Menderesin 23.yıl vizyonu, ezanı cumhuriyetin elinden kurtarmak, Özalın 60. Yıl vizyonu dini özgürlükleri artırmak, Erdoğanın 80.yıl vizyonu ise yine başörtüsü gibi hakların özgürlüğüydü. 2010 referandumu da zaten cumhuriyetin yasaklarını oyluyordu. 2023 vizyonu da ancak buna göre olursa kabul görecektir.
Dolayısıyla kim bu halkın desteğine talip ise, mezkur cumhuriyetin, İslamdan ve insandan aldıklarını geri vereceğini taahhüd etmelidir.

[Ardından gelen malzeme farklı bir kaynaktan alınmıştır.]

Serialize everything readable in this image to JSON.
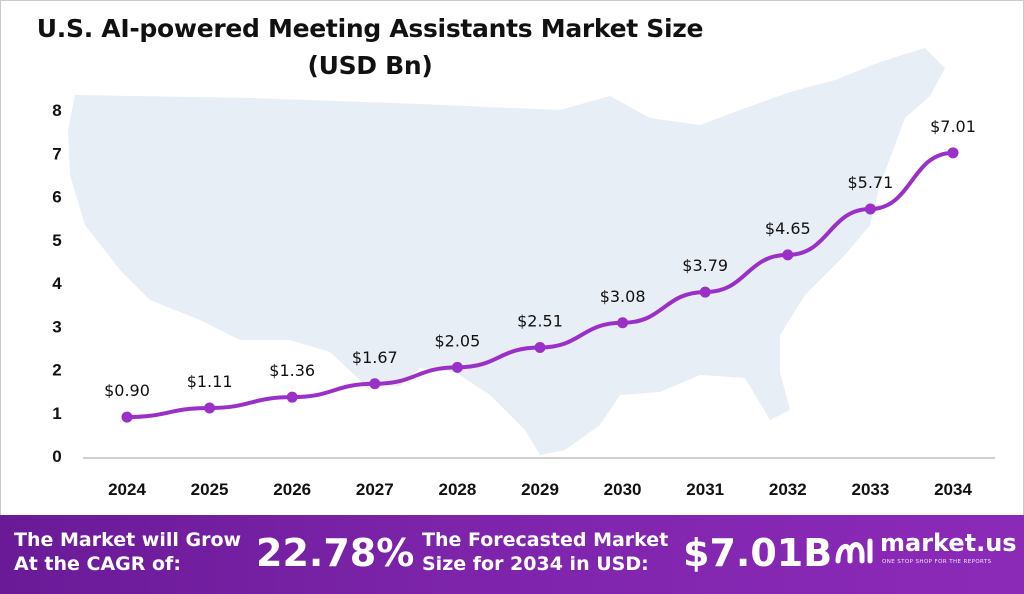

Hem kim gelecekte ayakta kalmayı düşünüyorsa; bu cumhuriyetin dünyada benzeri olmayan sembol anıtlarıyla birtakım ritülleri tartışmaya açma hakkında, karma ve zorunlu eğitim sistemini değiştirme hakkında, inanç özgürlükleri konusunda ve hukuksuzlukları önlemeyle ilgili politikaları olmalıdır.
İstiklal mahkemelerinin ve darağaçlarının üzerine kurulu bir cumhuriyet, doksan yaşına gelene kadar ordusuyla, yargısıyla ve bilumum bürokrasisiyle halkla barışmaktan kaçındı veya çekindi. Bugün milletvekili aday seçimlerinin ve seçim barajının adaletsizliği bir yana, zaten doğal olarak terk edilecek baskıcı bir düzenin yüzüncü yılından bahsetmek, bu toplumla daha bir küsmek demektir.
Başörtülü adaylar konusunda iktidar partisinin tutumu, kendisine güvenen tabanı üzerken, cumhuriyeti memnun etmiştir.
Herkes tarihin aynasında kendine bakmak zorundadır. Menderes çok şey yapmış olabilir ama ondan geriye, aslına çevirdiği ezan kalmıştır. Ecevit ülke idaresinde başka işler de yapmıştır ama ondan geriye milletvekilinin başörtüsüne yaptığı düşmanlık kalmıştır.
Alternatifsizliği, halkın aleyhine cumhuriyetin ise lehine kullanıp heder edenler, bütün kazanımlarını zihinlerden sildirmekle beraber, mevzilerini kaybetme gerçeğiyle yüzyüze geleceklerdir.
Velhasıl, 2023`ü bilmem ama Kur`an`a iman eden her müslümanın vizyonu, “Allah taraftarlarının galibiyeti” şeklindedir. Hem, “ilahi nurun tamamlanacağı” şeklindedir, putların bekçileri istemese bile.